Food Finds - Down the Hatch

Fresh eggs from Manyfold Farm are a creamy dream

I remember the first time I had a real egg like it was five minutes ago. I was on a trip with my parents, who had rented an obnoxiously tiny apartment in Paris. Since the space had a small kitchenette, we’d go on frequent outings to the area’s farmers markets and food shops to stock the fridge. One day, we followed my father into a cheese shop where the employees wore white lab coats. Amidst the bounty of cheeses, my attention turned to a corner of the shop where older French women were clamoring for something that seemed valuable. After some gentle shoving and a few “excusez-mois,” I discovered the source of the fuss: a basket of eggs. Being your typical curious kid, I begged my father to buy me some. He obliged and the next morning I watched in giddy anticipation as my father cracked the eggs into the frying pan. They were orange! Nothing like the pale specimens I was accustomed to in Georgia. The taste? It was like sticky hot cream. Pure eggy heaven. I didn’t get another such taste outside of Europe until years later when I discovered local farms selling eggs in San Francisco. When I moved back here, I was limited to the occasional farmer selling eggs at a farmers market. But they’d go so fast (the early bird gets the eggs) and a reliable source was hard to find.
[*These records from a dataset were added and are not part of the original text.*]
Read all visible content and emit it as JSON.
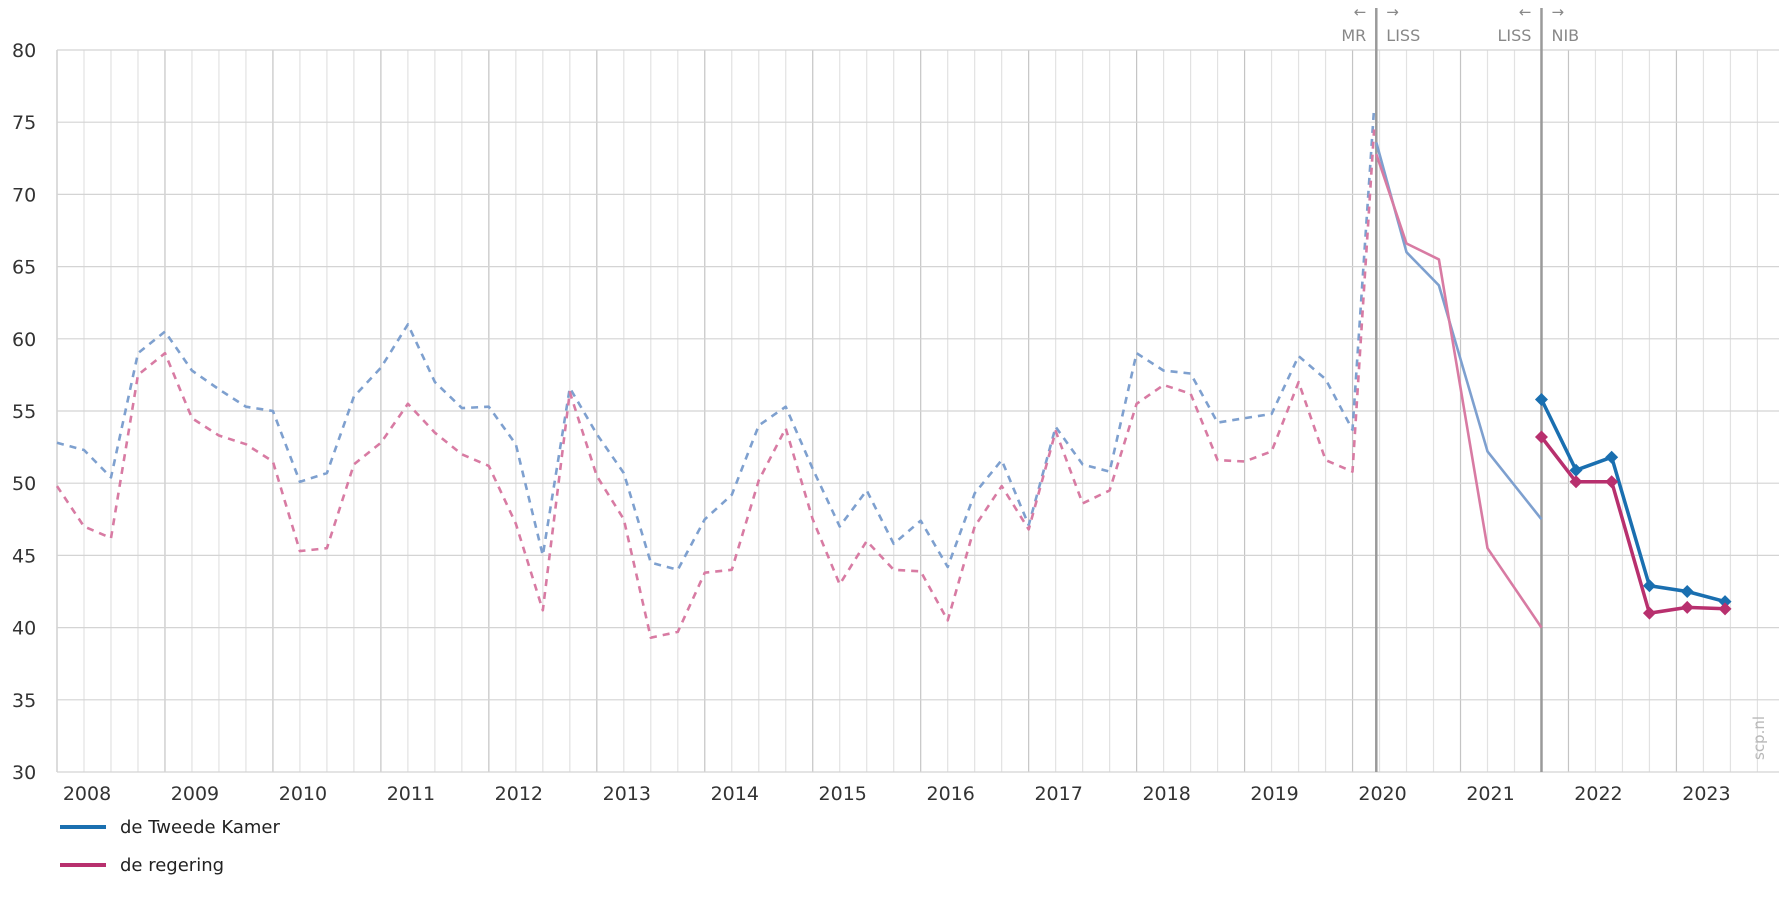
{
  "chart_data": {
    "type": "line",
    "title": "",
    "xlabel": "",
    "ylabel": "",
    "ylim": [
      30,
      80
    ],
    "yticks": [
      30,
      35,
      40,
      45,
      50,
      55,
      60,
      65,
      70,
      75,
      80
    ],
    "xlim": [
      2008.0,
      2023.95
    ],
    "x_tick_labels": [
      "2008",
      "2009",
      "2010",
      "2011",
      "2012",
      "2013",
      "2014",
      "2015",
      "2016",
      "2017",
      "2018",
      "2019",
      "2020",
      "2021",
      "2022",
      "2023"
    ],
    "grid": true,
    "legend_placement": "bottom-left",
    "source_labels": [
      "MR",
      "LISS",
      "LISS",
      "NIB"
    ],
    "watermark": "scp.nl",
    "colors": {
      "tweede_kamer": "#1a6fb0",
      "tweede_kamer_light": "#7ea0cf",
      "regering": "#b8306e",
      "regering_light": "#d87ba3",
      "grid": "#d4d4d4",
      "divider": "#9a9a9a"
    },
    "series": [
      {
        "name": "de Tweede Kamer",
        "segments": [
          {
            "source": "MR",
            "style": "dashed",
            "points": [
              [
                2008.0,
                52.8
              ],
              [
                2008.25,
                52.3
              ],
              [
                2008.5,
                50.4
              ],
              [
                2008.75,
                59.0
              ],
              [
                2009.0,
                60.5
              ],
              [
                2009.25,
                57.8
              ],
              [
                2009.5,
                56.5
              ],
              [
                2009.75,
                55.3
              ],
              [
                2010.0,
                55.0
              ],
              [
                2010.25,
                50.1
              ],
              [
                2010.5,
                50.7
              ],
              [
                2010.75,
                56.0
              ],
              [
                2011.0,
                58.0
              ],
              [
                2011.25,
                61.0
              ],
              [
                2011.5,
                57.0
              ],
              [
                2011.75,
                55.2
              ],
              [
                2012.0,
                55.3
              ],
              [
                2012.25,
                52.7
              ],
              [
                2012.5,
                45.0
              ],
              [
                2012.75,
                56.6
              ],
              [
                2013.0,
                53.4
              ],
              [
                2013.25,
                50.7
              ],
              [
                2013.5,
                44.5
              ],
              [
                2013.75,
                44.0
              ],
              [
                2014.0,
                47.5
              ],
              [
                2014.25,
                49.2
              ],
              [
                2014.5,
                54.0
              ],
              [
                2014.75,
                55.3
              ],
              [
                2015.0,
                51.0
              ],
              [
                2015.25,
                47.0
              ],
              [
                2015.5,
                49.5
              ],
              [
                2015.75,
                45.8
              ],
              [
                2016.0,
                47.4
              ],
              [
                2016.25,
                44.2
              ],
              [
                2016.5,
                49.3
              ],
              [
                2016.75,
                51.6
              ],
              [
                2017.0,
                47.1
              ],
              [
                2017.25,
                53.9
              ],
              [
                2017.5,
                51.3
              ],
              [
                2017.75,
                50.8
              ],
              [
                2018.0,
                59.0
              ],
              [
                2018.25,
                57.8
              ],
              [
                2018.5,
                57.6
              ],
              [
                2018.75,
                54.2
              ],
              [
                2019.0,
                54.5
              ],
              [
                2019.25,
                54.8
              ],
              [
                2019.5,
                58.8
              ],
              [
                2019.75,
                57.2
              ],
              [
                2020.0,
                53.7
              ],
              [
                2020.2,
                76.0
              ]
            ]
          },
          {
            "source": "LISS",
            "style": "solid-light",
            "points": [
              [
                2020.22,
                73.6
              ],
              [
                2020.5,
                66.0
              ],
              [
                2020.8,
                63.7
              ],
              [
                2021.25,
                52.2
              ],
              [
                2021.75,
                47.5
              ]
            ]
          },
          {
            "source": "NIB",
            "style": "solid-markers",
            "points": [
              [
                2021.75,
                55.8
              ],
              [
                2022.07,
                50.9
              ],
              [
                2022.4,
                51.8
              ],
              [
                2022.75,
                42.9
              ],
              [
                2023.1,
                42.5
              ],
              [
                2023.45,
                41.8
              ]
            ]
          }
        ]
      },
      {
        "name": "de regering",
        "segments": [
          {
            "source": "MR",
            "style": "dashed",
            "points": [
              [
                2008.0,
                49.8
              ],
              [
                2008.25,
                47.0
              ],
              [
                2008.5,
                46.2
              ],
              [
                2008.75,
                57.5
              ],
              [
                2009.0,
                59.0
              ],
              [
                2009.25,
                54.5
              ],
              [
                2009.5,
                53.3
              ],
              [
                2009.75,
                52.7
              ],
              [
                2010.0,
                51.5
              ],
              [
                2010.25,
                45.3
              ],
              [
                2010.5,
                45.5
              ],
              [
                2010.75,
                51.3
              ],
              [
                2011.0,
                52.8
              ],
              [
                2011.25,
                55.5
              ],
              [
                2011.5,
                53.5
              ],
              [
                2011.75,
                52.0
              ],
              [
                2012.0,
                51.2
              ],
              [
                2012.25,
                47.2
              ],
              [
                2012.5,
                41.2
              ],
              [
                2012.75,
                56.3
              ],
              [
                2013.0,
                50.5
              ],
              [
                2013.25,
                47.5
              ],
              [
                2013.5,
                39.3
              ],
              [
                2013.75,
                39.7
              ],
              [
                2014.0,
                43.8
              ],
              [
                2014.25,
                44.0
              ],
              [
                2014.5,
                50.2
              ],
              [
                2014.75,
                53.8
              ],
              [
                2015.0,
                47.5
              ],
              [
                2015.25,
                43.0
              ],
              [
                2015.5,
                46.0
              ],
              [
                2015.75,
                44.0
              ],
              [
                2016.0,
                43.9
              ],
              [
                2016.25,
                40.5
              ],
              [
                2016.5,
                47.0
              ],
              [
                2016.75,
                49.8
              ],
              [
                2017.0,
                46.8
              ],
              [
                2017.25,
                53.6
              ],
              [
                2017.5,
                48.6
              ],
              [
                2017.75,
                49.5
              ],
              [
                2018.0,
                55.5
              ],
              [
                2018.25,
                56.8
              ],
              [
                2018.5,
                56.2
              ],
              [
                2018.75,
                51.6
              ],
              [
                2019.0,
                51.5
              ],
              [
                2019.25,
                52.2
              ],
              [
                2019.5,
                57.0
              ],
              [
                2019.75,
                51.6
              ],
              [
                2020.0,
                50.8
              ],
              [
                2020.2,
                74.5
              ]
            ]
          },
          {
            "source": "LISS",
            "style": "solid-light",
            "points": [
              [
                2020.22,
                72.8
              ],
              [
                2020.5,
                66.6
              ],
              [
                2020.8,
                65.5
              ],
              [
                2021.25,
                45.5
              ],
              [
                2021.75,
                40.0
              ]
            ]
          },
          {
            "source": "NIB",
            "style": "solid-markers",
            "points": [
              [
                2021.75,
                53.2
              ],
              [
                2022.07,
                50.1
              ],
              [
                2022.4,
                50.1
              ],
              [
                2022.75,
                41.0
              ],
              [
                2023.1,
                41.4
              ],
              [
                2023.45,
                41.3
              ]
            ]
          }
        ]
      }
    ],
    "source_breaks": [
      2020.22,
      2021.75
    ]
  }
}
Imagine my delight when I found Manyfold Farm’s (www.manyfoldfarm.com) eggs at Bella Cucina on a random visit to do some gift shopping. Each of Manyfold’s pasture-raised eggs are small, but perfect. The eggs are what owner Rebecca Williams refers to on her blog (www.thedirtyway.com) as “pullet eggs, meaning that they are the eggs from immature, adolescent chickens. These eggs are of irregular, and often smaller in size, and have other irregularities, such as double yolks.” I’ve noted no such oddities since buying them. The yolks are tangerine orange. The taste? Just as creamy as those eggs I had in France so many years ago. Since these aren’t your basic factory-farm eggs, the color can range from pale brown to a speckled light blue. They are a beautiful, homegrown sight to behold.

Rebecca operates Manyfold Farm with her husband, Ross, in Chattahoochee Hill Country, which is about 50 minutes from Atlanta. The “wanna-be, gonna-be farmers” raise their chickens in a movable coop with indoor and outdoor access. The birds are fed a steady diet of grass, certified organic feed and sunshine. You can follow the Williams’ farming progress and highly intelligent farm-centric musings on their blog or Facebook page (www.facebook.com/manyfoldfarm).

Manyfold Farm’s eggs are available via the farm’s website as a full or half-share 10-week subscription program for $60 and $30, respectively, with pickup at Serenbe. The eggs are also available at Bella Cucina and select farmers markets such as East Atlanta Village Farmers Market.